Obwohl das Metzgerhandwerk (Betriebe mit höchstens zwei Gesellen) durchweg als Kleinbetrieb strukturiert war, gab es innerhalb des Handwerks erhebliche Unterschiede, die aus dem hohen Kapitalbedarf zum Vieheinkauf folgten. So war z.B. nicht jeder Meister in der Lage Rinder zu schlachten. Bis zum Ausgang des 19. Jahrhunderts spielte die Fabrikproduktion im Rahmen der Fleischversorgung kaum eine Rolle.

Tätigkeiten eines Schlachters

Die Lehrzeit betrug um 1600 noch ein bis zwei Jahre und wurde im Verlauf der frühen Neuzeit auf drei bis vier Jahre ausgedehnt. Die anschließende Wanderschaft der Gesellen hat sich bei den Metzgern kaum durchgesetzt, da sich der Nachwuchs zum größten Teil aus den Söhnen der Meister rekrutierte. Ergänzend wurden an den Schlachttagen neben den Gesellen auch Tagelöhner (Kuttelknechte) beschäftigt. Vielfach war das Handwerk der Metzger daher ein geschlossenes Handwerk. Als Meisterstück musste ein Rind und ein Schwein, Kalb oder Schaf geschlachtet werden. Dabei sollte der angehende Meister zeigen, dass er das Tier fachgerecht schlachten und zerlegen sowie die Innereien und Nebenprodukte unbeschädigt sichern konnte. Außerdem sollte das lebende Tier im Gewicht richtig geschätzt werden können und die gesundheitliche Überprüfung des Fleisches war ebenfalls durch den Meisteranwärter vorzunehmen.

Mittelalterliche Schlachthäuser wurden am Rande der Stadt an oder sogar über einem Wasserlauf gebaut. Zum Schlachten benötigte man fließendes Wasser. Gleichzeitig konnte man so die Schlachtabfälle beseitigen.

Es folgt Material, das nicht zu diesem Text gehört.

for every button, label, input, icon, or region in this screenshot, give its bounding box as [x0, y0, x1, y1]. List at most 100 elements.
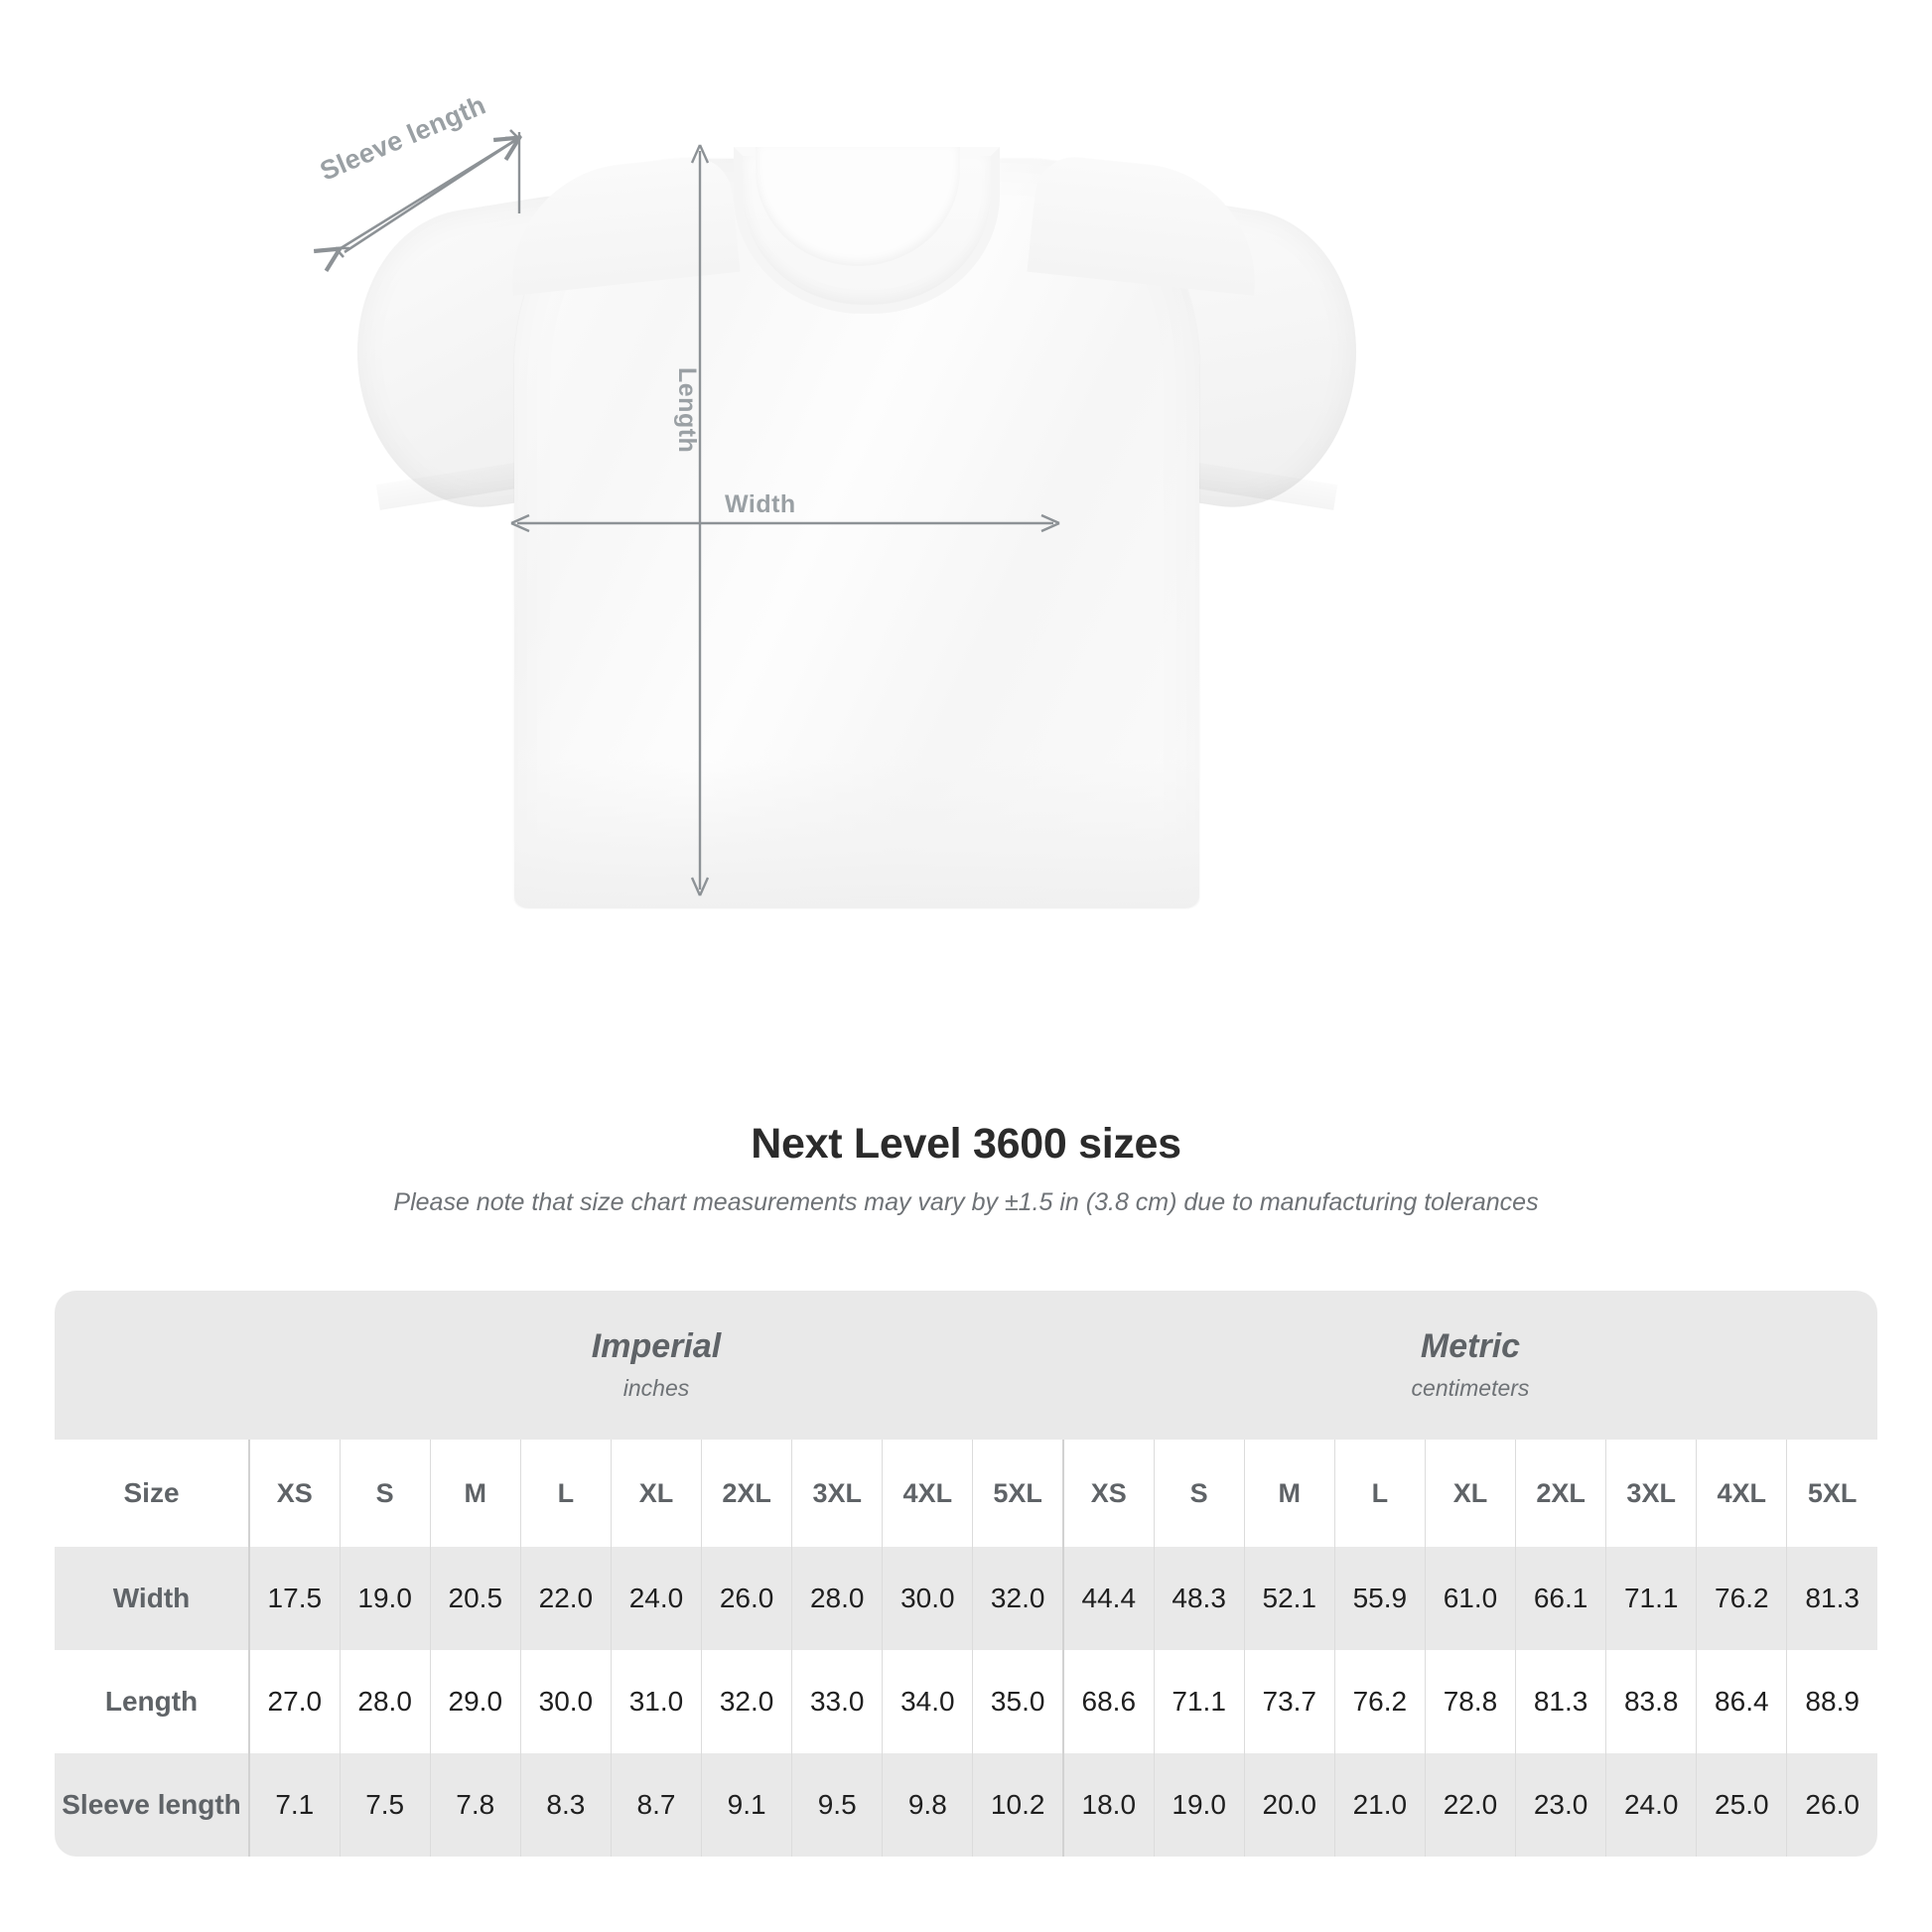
size-header-cell: 3XL: [791, 1440, 883, 1547]
table-cell: 32.0: [972, 1547, 1063, 1650]
size-header-cell: 5XL: [1786, 1440, 1877, 1547]
size-header-cell: M: [1243, 1440, 1335, 1547]
size-header-cell: 2XL: [701, 1440, 792, 1547]
table-cell: 29.0: [429, 1650, 521, 1753]
unit-band-row: Imperial inches Metric centimeters: [55, 1291, 1877, 1440]
size-table: Imperial inches Metric centimeters Size …: [55, 1291, 1877, 1857]
table-cell: 23.0: [1515, 1753, 1606, 1857]
size-header-cell: S: [339, 1440, 431, 1547]
table-cell: 22.0: [1424, 1753, 1516, 1857]
size-header-cell: 5XL: [972, 1440, 1063, 1547]
table-cell: 44.4: [1061, 1547, 1155, 1650]
size-header-cell: XS: [247, 1440, 341, 1547]
size-header-cell: L: [1333, 1440, 1426, 1547]
table-cell: 8.7: [610, 1753, 702, 1857]
table-cell: 34.0: [882, 1650, 973, 1753]
table-cell: 20.0: [1243, 1753, 1335, 1857]
table-cell: 7.5: [339, 1753, 431, 1857]
table-cell: 8.3: [519, 1753, 612, 1857]
table-cell: 48.3: [1153, 1547, 1245, 1650]
size-header-cell: 3XL: [1605, 1440, 1697, 1547]
table-cell: 7.1: [247, 1753, 341, 1857]
table-cell: 19.0: [339, 1547, 431, 1650]
size-header-cell: XL: [610, 1440, 702, 1547]
table-cell: 17.5: [247, 1547, 341, 1650]
table-cell: 66.1: [1515, 1547, 1606, 1650]
table-cell: 35.0: [972, 1650, 1063, 1753]
tolerance-note: Please note that size chart measurements…: [393, 1188, 1539, 1216]
row-label: Length: [55, 1650, 249, 1753]
unit-band-spacer: [55, 1291, 249, 1440]
table-cell: 71.1: [1605, 1547, 1697, 1650]
unit-metric-sub: centimeters: [1411, 1375, 1530, 1402]
table-cell: 22.0: [519, 1547, 612, 1650]
row-label: Width: [55, 1547, 249, 1650]
table-row: Width 17.5 19.0 20.5 22.0 24.0 26.0 28.0 30.0 32…: [55, 1547, 1877, 1650]
table-cell: 33.0: [791, 1650, 883, 1753]
table-cell: 78.8: [1424, 1650, 1516, 1753]
table-cell: 19.0: [1153, 1753, 1245, 1857]
table-cell: 9.1: [701, 1753, 792, 1857]
tshirt-diagram: Sleeve length Length Width: [0, 89, 1380, 913]
size-header-cell: XS: [1061, 1440, 1155, 1547]
table-cell: 55.9: [1333, 1547, 1426, 1650]
table-cell: 26.0: [1786, 1753, 1877, 1857]
table-cell: 73.7: [1243, 1650, 1335, 1753]
table-cell: 18.0: [1061, 1753, 1155, 1857]
width-label: Width: [725, 490, 796, 518]
table-row: Sleeve length 7.1 7.5 7.8 8.3 8.7 9.1 9.5 9.8 10…: [55, 1753, 1877, 1857]
table-cell: 9.5: [791, 1753, 883, 1857]
table-cell: 9.8: [882, 1753, 973, 1857]
size-header-cell: 2XL: [1515, 1440, 1606, 1547]
table-cell: 28.0: [339, 1650, 431, 1753]
page-title: Next Level 3600 sizes: [751, 1120, 1181, 1168]
table-cell: 25.0: [1696, 1753, 1787, 1857]
table-cell: 76.2: [1696, 1547, 1787, 1650]
size-header-cell: 4XL: [882, 1440, 973, 1547]
unit-metric: Metric centimeters: [1063, 1291, 1877, 1440]
table-row: Length 27.0 28.0 29.0 30.0 31.0 32.0 33.0 34.0 3…: [55, 1650, 1877, 1753]
size-table-container: Imperial inches Metric centimeters Size …: [55, 1291, 1877, 1857]
table-cell: 88.9: [1786, 1650, 1877, 1753]
table-cell: 81.3: [1786, 1547, 1877, 1650]
table-cell: 27.0: [247, 1650, 341, 1753]
size-header-cell: 4XL: [1696, 1440, 1787, 1547]
length-label: Length: [673, 367, 701, 454]
table-cell: 32.0: [701, 1650, 792, 1753]
size-header-cell: XL: [1424, 1440, 1516, 1547]
table-cell: 71.1: [1153, 1650, 1245, 1753]
table-cell: 52.1: [1243, 1547, 1335, 1650]
size-header-label: Size: [55, 1440, 249, 1547]
table-cell: 10.2: [972, 1753, 1063, 1857]
table-cell: 30.0: [882, 1547, 973, 1650]
table-cell: 24.0: [610, 1547, 702, 1650]
table-cell: 24.0: [1605, 1753, 1697, 1857]
size-header-row: Size XS S M L XL 2XL 3XL 4XL 5XL XS S M L XL 2XL 3XL 4XL…: [55, 1440, 1877, 1547]
table-cell: 7.8: [429, 1753, 521, 1857]
table-cell: 26.0: [701, 1547, 792, 1650]
chart-caption: Next Level 3600 sizes Please note that s…: [0, 1120, 1932, 1217]
tshirt-image: [336, 139, 1380, 913]
table-cell: 30.0: [519, 1650, 612, 1753]
table-cell: 68.6: [1061, 1650, 1155, 1753]
size-header-cell: S: [1153, 1440, 1245, 1547]
tshirt-right-shoulder: [1027, 153, 1267, 296]
table-cell: 21.0: [1333, 1753, 1426, 1857]
table-cell: 83.8: [1605, 1650, 1697, 1753]
table-cell: 76.2: [1333, 1650, 1426, 1753]
unit-imperial: Imperial inches: [249, 1291, 1063, 1440]
unit-imperial-name: Imperial: [591, 1326, 722, 1365]
table-cell: 86.4: [1696, 1650, 1787, 1753]
table-cell: 81.3: [1515, 1650, 1606, 1753]
size-header-cell: M: [429, 1440, 521, 1547]
table-cell: 31.0: [610, 1650, 702, 1753]
unit-metric-name: Metric: [1420, 1326, 1521, 1365]
unit-imperial-sub: inches: [622, 1375, 690, 1402]
table-cell: 28.0: [791, 1547, 883, 1650]
size-header-cell: L: [519, 1440, 612, 1547]
tshirt-left-shoulder: [500, 153, 741, 296]
table-cell: 20.5: [429, 1547, 521, 1650]
row-label: Sleeve length: [55, 1753, 249, 1857]
table-cell: 61.0: [1424, 1547, 1516, 1650]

Diese Häuser waren im Besitz des Stadtherren, des Rates oder der Metzger. Wo solche Einrichtungen nicht bestanden, erfolgte das Schlachten im Haus des Metzgers. Die Tiere wurden vor dem Schlachten vielfach durch einen Schlag mit der stumpfen Seite des Schlachterbeils auf das Haupt betäubt. Alte Darstellungen zeigen dies für Schweine und Rinder. Kleinvieh wurde durch das Abschlagen des Kopfes oder Durchschneiden des Halses getötet. Das Betäuben wurde erst Ende des 19. Jahrhunderts – auf Drängen von Tierschützern – zur verbindlichen Vorgabe. Für einzelne Arbeiten im Schlachthaus entwickelten sich in verschiedenen Schlachthäusern auch Spezialisten, wie z.B. die Kütter, Kuttler, Wärmstler oder Füßler sowie die Wurstmacher und Wurstmacherinnen. Verkauft wurde das Fleisch im Fleischscharn in den Fleischbänken. Dies waren zum Teil nur einfache Buden auf dem Markt.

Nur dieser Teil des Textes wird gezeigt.